Thursday, April 09, 2015

One hundred fifty, one hundred, and fifty years ago today

-- Sesquicentennial: The War between the States ended.

Lee and Grant, both holding the highest rank in their respective armies, had known each other slightly during the Mexican War and exchanged awkward personal inquiries. Characteristically, Grant arrived in his muddy field uniform while Lee had turned out in full dress attire, complete with sash and sword. Lee asked for the terms, and Grant hurriedly wrote them out. All officers and men were to be pardoned, and they would be sent home with their private property – most important, the horses, which could be used for a late spring planting. Officers would keep their side arms, and Lee’s starving men would be given Union rations.

Shushing a band that had begun to play in celebration, General Grant told his officers, “The war is over. The Rebels are our countrymen again.” Although scattered resistance continued for several weeks, for all practical purposes the Civil War had come to an end.

Yes, about that 'scattered resistance'.  It continues to this day.

(T)he Sons of Confederate Veterans are now nearing completion on a monument to their ancestors just off I-10, just this side of the Sabine and the Louisiana border.
Situated at the corner of I-10 and Martin Luther King Jr. Drive, “The Confederate Memorial of the Wind” will feature a walkway lined by the Confederate battle flag and those of several dozen (the count varies in every article) Texas regiments leading up to a circular monument composed of 13 columns honoring each of the Confederate states.

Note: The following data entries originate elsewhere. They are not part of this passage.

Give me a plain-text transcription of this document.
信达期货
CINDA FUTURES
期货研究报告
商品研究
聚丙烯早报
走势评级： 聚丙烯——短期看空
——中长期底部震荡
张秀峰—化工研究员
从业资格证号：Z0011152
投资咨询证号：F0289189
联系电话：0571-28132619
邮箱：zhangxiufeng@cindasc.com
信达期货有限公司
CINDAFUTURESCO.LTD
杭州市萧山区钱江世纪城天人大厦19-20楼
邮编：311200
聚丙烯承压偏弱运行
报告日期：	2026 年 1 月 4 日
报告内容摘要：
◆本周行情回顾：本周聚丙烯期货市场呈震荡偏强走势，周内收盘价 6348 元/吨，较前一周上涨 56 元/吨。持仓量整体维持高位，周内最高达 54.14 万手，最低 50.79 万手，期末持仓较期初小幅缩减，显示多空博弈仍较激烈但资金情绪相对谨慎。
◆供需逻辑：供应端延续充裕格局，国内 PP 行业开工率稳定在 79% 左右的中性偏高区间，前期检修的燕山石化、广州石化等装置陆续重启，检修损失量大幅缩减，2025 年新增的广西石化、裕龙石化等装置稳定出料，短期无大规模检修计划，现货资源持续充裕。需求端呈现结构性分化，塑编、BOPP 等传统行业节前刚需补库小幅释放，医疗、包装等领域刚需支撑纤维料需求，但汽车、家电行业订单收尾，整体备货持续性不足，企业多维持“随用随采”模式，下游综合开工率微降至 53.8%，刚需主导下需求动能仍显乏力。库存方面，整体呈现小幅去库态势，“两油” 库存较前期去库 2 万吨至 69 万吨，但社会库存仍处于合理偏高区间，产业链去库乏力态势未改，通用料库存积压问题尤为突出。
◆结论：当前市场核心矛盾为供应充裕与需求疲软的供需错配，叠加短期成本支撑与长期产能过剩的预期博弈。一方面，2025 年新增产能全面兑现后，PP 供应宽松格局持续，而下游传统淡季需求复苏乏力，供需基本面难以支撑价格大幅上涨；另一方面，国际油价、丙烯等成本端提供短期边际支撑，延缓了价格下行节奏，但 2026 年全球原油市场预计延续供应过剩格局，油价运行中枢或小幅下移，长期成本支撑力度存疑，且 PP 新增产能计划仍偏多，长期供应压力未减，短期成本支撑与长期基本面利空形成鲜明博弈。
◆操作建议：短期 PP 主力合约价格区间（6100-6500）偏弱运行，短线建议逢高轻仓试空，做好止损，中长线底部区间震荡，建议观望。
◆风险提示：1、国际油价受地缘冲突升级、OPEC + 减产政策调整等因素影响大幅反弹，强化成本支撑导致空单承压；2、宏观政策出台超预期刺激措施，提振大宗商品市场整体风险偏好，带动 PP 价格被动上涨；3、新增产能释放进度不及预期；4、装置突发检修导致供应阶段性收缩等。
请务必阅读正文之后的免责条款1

Around the time the project got underway two years ago, Granvel Block, an Orange resident and the SCV’s Texas statewide commander, rejected the idea, often espoused by the NAACP, that Confederate symbols are hateful relics of white supremacy and slavery.
Block said the group wants to preserve history. He said some people, white and black, do not like the Confederate battle flag design because they don’t understand the history. “So many things (about the Confederacy) have been taught wrong or with a poor skew,” he said. As examples, he said the Civil War was not fought over slavery and that slaves were owned in the north, not exclusively in the south. He said individual state governments were sovereign and that “our states were invaded by northern troops.”

Right.  Not about slavery.  Despite what the secession statements of Mississippi, Georgia, South Carolina, and Texas actually say.  Despite what the vice-president of the Confederacy, Alexander Hamilton Stephens, said.  Tip of the hat, Grant-to-Lee-style, to Infidel for the links, and for this.

That was the Confederate cause: slavery and explicit racism drenched in self- righteous Bible-thumping.  It's no wonder certain elements today feel nostalgic for it.

Related: Gadfly, on why we need an Appomattox (or a "You lost, traitors") Day.

-- Centenary (plus two days): The birth of Billie Holiday.

She wore white gardenias in her black hair and sang about the scent of magnolia, sweet and fresh.

Billie Holiday, born 100 years ago Tuesday, is being remembered as a timeless American jazz singer who risked her career to record a song with a civil-rights message that resonates still today.

In 1938, Holiday became the first Black woman to work with a White orchestra. One year later, her label, Columbia Records, would refuse her request to record "Strange Fruit," a song about the lynching of a black man.

Major record labels feared losing sales in the South. Holiday recorded "Strange Fruit" with Commodore Records, recognized as America's first independent jazz record label.


Time Magazine called Holiday's haunting ballad the song of the century. It has sold millions of copies.
The late jazz writer Leonard Feather called "Strange Fruit," "the first significant protest in words and music, the first unmuted cry against racism."

-- Golden anniversary: The opening of the Astrodome.

They're throwing a party for her tonight, and I'll be there.